Think you're ready for POPI?
What companies must do to prepare for the Protection of Personal Information Act.
The Protection of Personal Information Act (POPI), enacted in November 2013 and soon to be implemented, is a far-reaching piece of legislation set to affect the business practices of any company that keeps or processes the personal data of any citizen.
In a world where companies that are less respectful of privacy may collect and sell user data to third parties, the government is serious about giving individuals full control over their own information and online presence.
Parliament has signalled its intention to furnish POPI regulators with a sharp set of teeth: penalties for being found out of compliance with POPI can include fines of up to R10 million, and up to 10 years in jail. To avoid the ire of regulators, as well as to steer clear of civil legal issues and reputational risks, companies must understand how POPI requires them to handle information, and how to implement the proper technology solutions to put themselves in compliance with the law.
What POPI requires
POPI includes a number of stated requirements, and each must be fulfilled in order for a company to remain in compliance with the law. POPI's provisions require companies to define the purpose for which they collect an individual's personal information, and inform the individual of what that purpose is. If a company wishes to process collected personal information for a use outside of the original stated purpose, it is required to obtain additional consent from the individual. Individuals may legally object to having their information processed, and they have the right to request access to their information and to have their information corrected or removed.
Companies are responsible even if they transfer the information to another company for processing on their behalf. An individual's collected personal information must be complete, accurate and kept up to date.
Companies must have an information retention and destruction policy in place in order to fulfil POPI's requirements of how information is handled. Personal information must be destroyed once it has achieved the original purpose for which it was collected.
And finally, companies are required to have specific security measures for maintaining the confidentiality and integrity of personal information in their possession, to regularly monitor and update such information, and to notify regulators and affected individuals in the event of any data breach.
Ready, set, go
Nearly every company out there will be affected by POPI, and should closely examine the information they keep to know where the provisions in POPI may apply to their business practices. Companies in industries such as healthcare, insurance and finance, which can deal with sensitive personal information as part of their everyday operations, should take special care to ensure the information kept is handled appropriately. It's true that POPI treats some kinds of more personal data as 'special information' - such as the facts of a person's religion, political views, or health status - and this information is granted even stricter protection under the law.

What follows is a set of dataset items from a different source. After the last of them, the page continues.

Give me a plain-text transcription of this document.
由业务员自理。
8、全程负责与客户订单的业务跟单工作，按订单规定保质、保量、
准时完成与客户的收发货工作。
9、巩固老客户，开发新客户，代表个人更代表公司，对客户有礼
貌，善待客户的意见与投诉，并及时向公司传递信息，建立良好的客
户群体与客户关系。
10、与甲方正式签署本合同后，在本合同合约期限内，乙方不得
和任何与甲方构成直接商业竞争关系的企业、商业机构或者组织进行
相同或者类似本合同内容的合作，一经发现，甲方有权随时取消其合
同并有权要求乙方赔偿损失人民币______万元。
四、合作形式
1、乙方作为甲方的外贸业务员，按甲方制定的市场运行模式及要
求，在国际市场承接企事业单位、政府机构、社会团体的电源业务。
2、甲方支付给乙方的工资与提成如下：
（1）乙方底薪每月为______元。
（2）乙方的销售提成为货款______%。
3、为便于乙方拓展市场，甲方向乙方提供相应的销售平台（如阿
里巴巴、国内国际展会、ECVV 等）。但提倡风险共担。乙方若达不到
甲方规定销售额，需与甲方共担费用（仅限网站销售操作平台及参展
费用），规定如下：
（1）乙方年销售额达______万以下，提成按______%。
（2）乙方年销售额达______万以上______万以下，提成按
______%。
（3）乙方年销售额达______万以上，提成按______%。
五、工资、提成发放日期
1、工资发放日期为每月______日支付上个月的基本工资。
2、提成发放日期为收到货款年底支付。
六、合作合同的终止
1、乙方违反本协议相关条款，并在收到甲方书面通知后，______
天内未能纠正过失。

After a company has taken inventory of the personal information it has collected, it should commence with the process of safeguarding or destroying that data to keep in compliance with the law. Data that remains needs to be stored in an encrypted format to protect it from data breaches.

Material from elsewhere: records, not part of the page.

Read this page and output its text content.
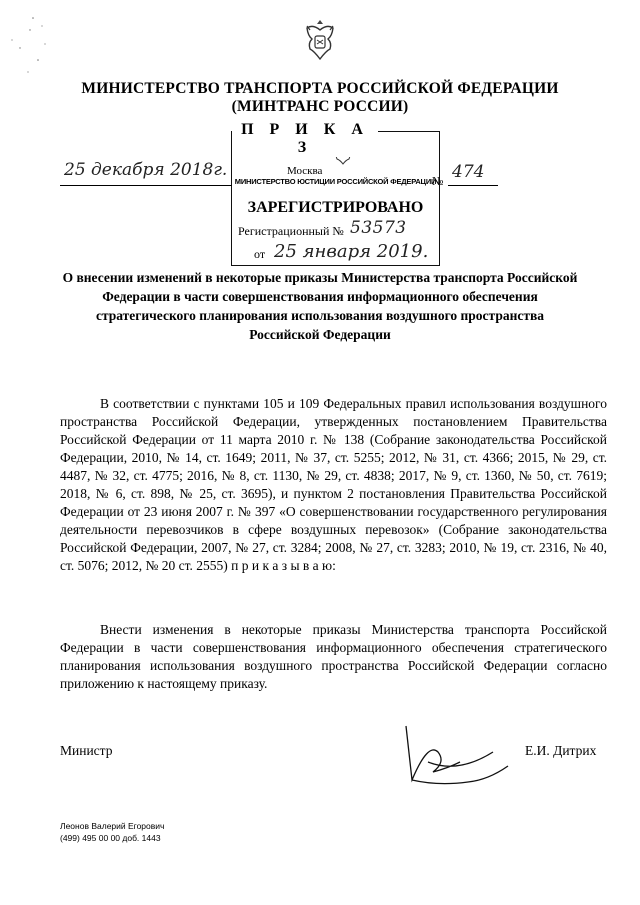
МИНИСТЕРСТВО ТРАНСПОРТА РОССИЙСКОЙ ФЕДЕРАЦИИ
(МИНТРАНС РОССИИ)
МИНИСТЕРСТВО ЮСТИЦИИ РОССИЙСКОЙ ФЕДЕРАЦИИ
ЗАРЕГИСТРИРОВАНО
Регистрационный № 53573
от 25 января 2019.
П Р И К А З
25 декабря 2018г.	Москва
№ 474
О внесении изменений в некоторые приказы Министерства транспорта Российской Федерации в части совершенствования информационного обеспечения стратегического планирования использования воздушного пространства Российской Федерации

В соответствии с пунктами 105 и 109 Федеральных правил использования воздушного пространства Российской Федерации, утвержденных постановлением Правительства Российской Федерации от 11 марта 2010 г. № 138 (Собрание законодательства Российской Федерации, 2010, № 14, ст. 1649; 2011, № 37, ст. 5255; 2012, № 31, ст. 4366; 2015, № 29, ст. 4487, № 32, ст. 4775; 2016, № 8, ст. 1130, № 29, ст. 4838; 2017, № 9, ст. 1360, № 50, ст. 7619; 2018, № 6, ст. 898, № 25, ст. 3695), и пунктом 2 постановления Правительства Российской Федерации от 23 июня 2007 г. № 397 «О совершенствовании государственного регулирования деятельности перевозчиков в сфере воздушных перевозок» (Собрание законодательства Российской Федерации, 2007, № 27, ст. 3284; 2008, № 27, ст. 3283; 2010, № 19, ст. 2316, № 40, ст. 5076; 2012, № 20 ст. 2555) п р и к а з ы в а ю:

Внести изменения в некоторые приказы Министерства транспорта Российской Федерации в части совершенствования информационного обеспечения стратегического планирования использования воздушного пространства Российской Федерации согласно приложению к настоящему приказу.

Министр	Е.И. Дитрих
Леонов Валерий Егорович
(499) 495 00 00 доб. 1443
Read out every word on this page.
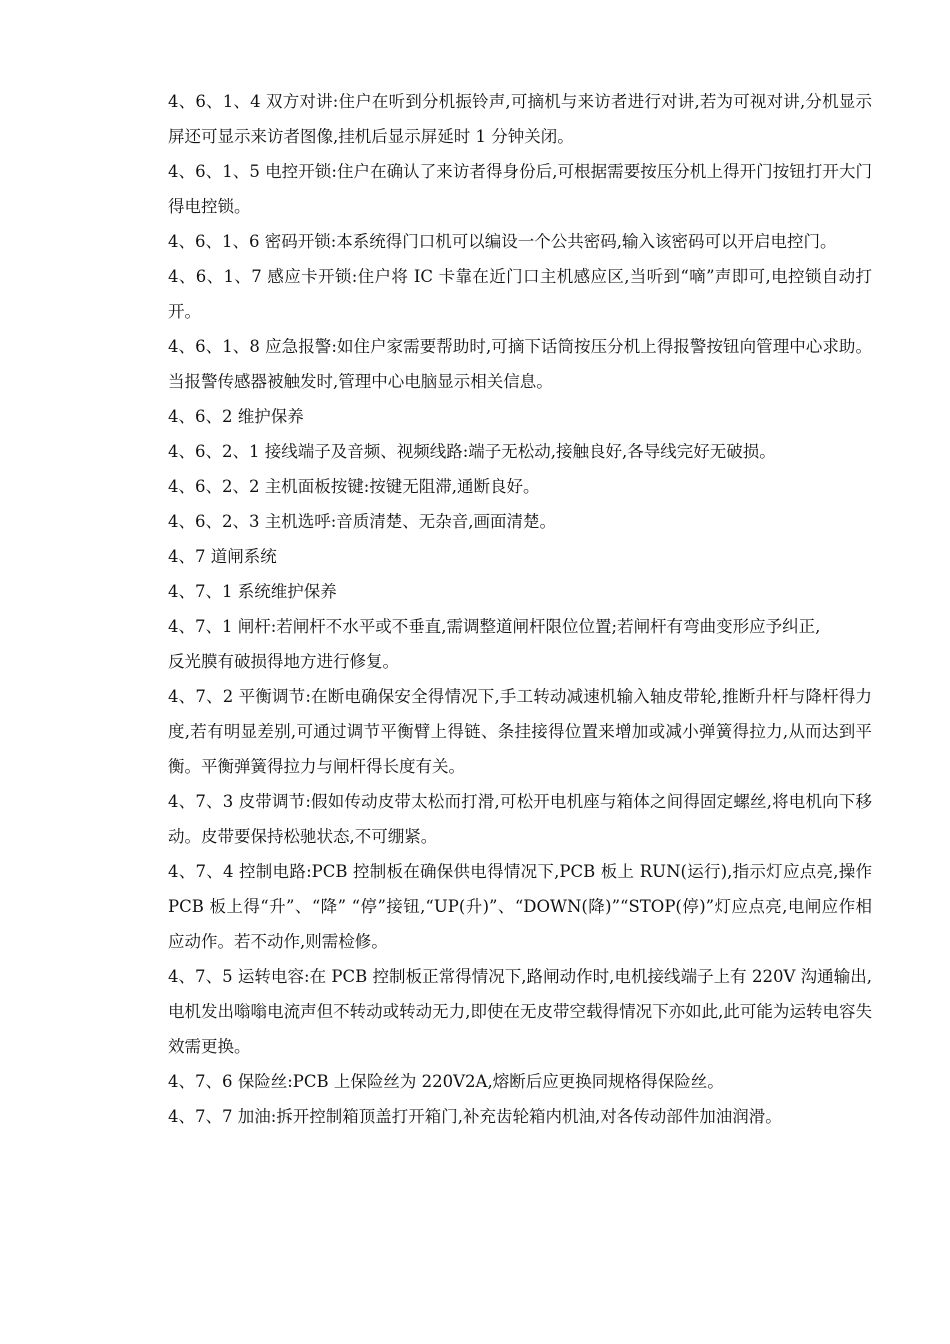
4、6、1、4 双方对讲:住户在听到分机振铃声,可摘机与来访者进行对讲,若为可视对讲,分机显示屏还可显示来访者图像,挂机后显示屏延时 1 分钟关闭。

4、6、1、5 电控开锁:住户在确认了来访者得身份后,可根据需要按压分机上得开门按钮打开大门得电控锁。

4、6、1、6 密码开锁:本系统得门口机可以编设一个公共密码,输入该密码可以开启电控门。

4、6、1、7 感应卡开锁:住户将 IC 卡靠在近门口主机感应区,当听到“嘀”声即可,电控锁自动打开。

4、6、1、8 应急报警:如住户家需要帮助时,可摘下话筒按压分机上得报警按钮向管理中心求助。当报警传感器被触发时,管理中心电脑显示相关信息。

4、6、2 维护保养

4、6、2、1 接线端子及音频、视频线路:端子无松动,接触良好,各导线完好无破损。

4、6、2、2 主机面板按键:按键无阻滞,通断良好。

4、6、2、3 主机选呼:音质清楚、无杂音,画面清楚。

4、7 道闸系统

4、7、1 系统维护保养

4、7、1 闸杆:若闸杆不水平或不垂直,需调整道闸杆限位位置;若闸杆有弯曲变形应予纠正,

反光膜有破损得地方进行修复。

4、7、2 平衡调节:在断电确保安全得情况下,手工转动减速机输入轴皮带轮,推断升杆与降杆得力度,若有明显差别,可通过调节平衡臂上得链、条挂接得位置来增加或减小弹簧得拉力,从而达到平衡。平衡弹簧得拉力与闸杆得长度有关。

4、7、3 皮带调节:假如传动皮带太松而打滑,可松开电机座与箱体之间得固定螺丝,将电机向下移动。皮带要保持松驰状态,不可绷紧。

4、7、4 控制电路:PCB 控制板在确保供电得情况下,PCB 板上 RUN(运行),指示灯应点亮,操作 PCB 板上得“升”、“降” “停”接钮,“UP(升)”、“DOWN(降)”“STOP(停)”灯应点亮,电闸应作相应动作。若不动作,则需检修。

4、7、5 运转电容:在 PCB 控制板正常得情况下,路闸动作时,电机接线端子上有 220V 沟通输出,电机发出嗡嗡电流声但不转动或转动无力,即使在无皮带空载得情况下亦如此,此可能为运转电容失效需更换。

4、7、6 保险丝:PCB 上保险丝为 220V2A,熔断后应更换同规格得保险丝。

4、7、7 加油:拆开控制箱顶盖打开箱门,补充齿轮箱内机油,对各传动部件加油润滑。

To be prepared for requests to remove data, companies should develop or seek out IT solutions for securely encrypting data while they hold it - and for eliminating data quickly and reliably when finished with it - even across all the various hardware and devices within the company.

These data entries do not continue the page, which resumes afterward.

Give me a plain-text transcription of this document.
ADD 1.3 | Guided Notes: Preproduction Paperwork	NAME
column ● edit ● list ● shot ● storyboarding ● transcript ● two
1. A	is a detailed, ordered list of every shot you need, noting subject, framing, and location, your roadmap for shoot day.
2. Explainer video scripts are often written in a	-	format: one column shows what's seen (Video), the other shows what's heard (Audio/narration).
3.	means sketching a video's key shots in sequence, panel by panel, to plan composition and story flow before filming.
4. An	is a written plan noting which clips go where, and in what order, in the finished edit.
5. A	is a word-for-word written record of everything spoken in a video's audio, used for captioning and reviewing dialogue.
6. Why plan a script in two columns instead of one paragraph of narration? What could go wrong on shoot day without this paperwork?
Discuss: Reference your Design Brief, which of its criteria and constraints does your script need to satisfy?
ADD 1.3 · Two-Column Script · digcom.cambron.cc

Parliament has signalled its intention to furnish POPI regulators with a sharp set of teeth.
Secure, cloud-based solutions can be valuable for granting IT administrators an overview of where data rests within a company, as well as convenient controls for ensuring data placed onto new devices is encrypted and safeguarded as the law requires. Cloud-based systems can give organisations visibility into its inventory of mobile devices, and the ability to remotely enforce security measures beyond encryption alone.
Remote data access control, device quarantine, full data wipe and revocation of authentication are security measures that complement the safeguards of encryption. Further, businesses can rely on these tools for notification of risks and reporting mechanisms to demonstrate secure data practices to auditors and regulators.
The POPI legislation presents a new era of personal privacy for individuals and a few challenges for companies that need to adapt to meet the requirements of compliance. With that all said, POPI presents businesses with great opportunities too. Companies that acquire the right tools to make the transition smoothly will be positioned to present themselves as trustworthy and competent caretakers of personal data, and will do themselves a service as a newly empowered public makes choices around who they allow to handle their private information.